The president has his work cut out for him.
Tax reform remains the last best chance for the White House and the Republican Party to put aside their growing differences and rally around a common ideological cause. But those differences are growing and becoming nastier as President Trump continues to berate an expanding list of Republican senators — with many of them returning the fire.
Feuds or no feuds, the Trump administration has been light on legislative successes in its crucial first year so far. After the complete failure to pass any bill to reform, let alone repeal, Obamacare, this White House must prove it can make the kind of impact that only legislation through Congress can achieve. As effective as executive orders and eliminating regulations can be, sometimes new laws are the only way to make a lasting change.
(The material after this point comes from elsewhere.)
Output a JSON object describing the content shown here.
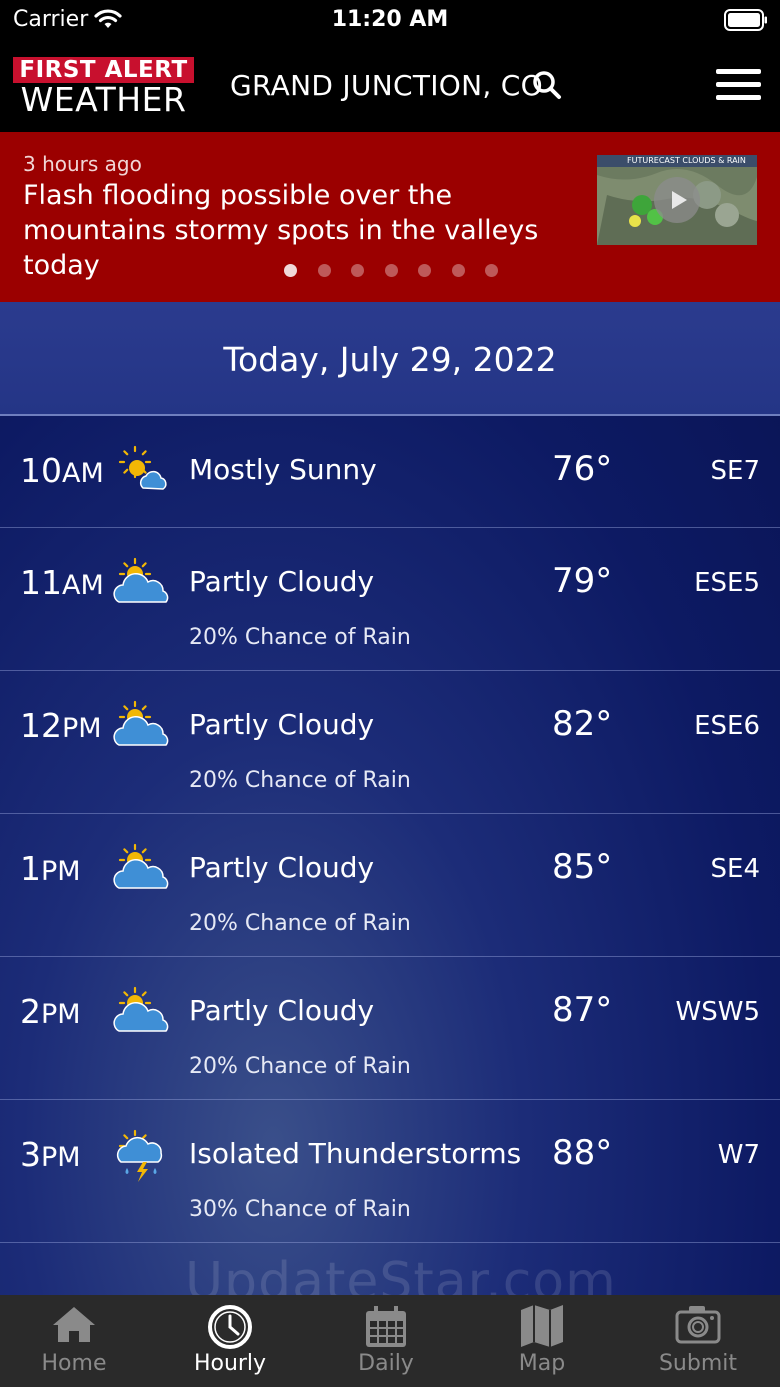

Several Republican lawmakers once deemed "safe" supporters of tax reform could now bolt due to personal irritation or resentment toward Trump. Many Republicans believe that's exactly what was really behind Senator John McCain's recent decision to vote against the Obamacare repeal despite years of promising to do the opposite.
The bigger hurdles for the president go well beyond the intramural squabbles in Washington, D.C. When it comes to tax reform, or even the simple idea of tax cuts, America is not as unified as it has been in the past. In short, it will require President Trump's keenest salesmanship to explain why cutting taxes and simplifying the tax code are urgent priorities right now.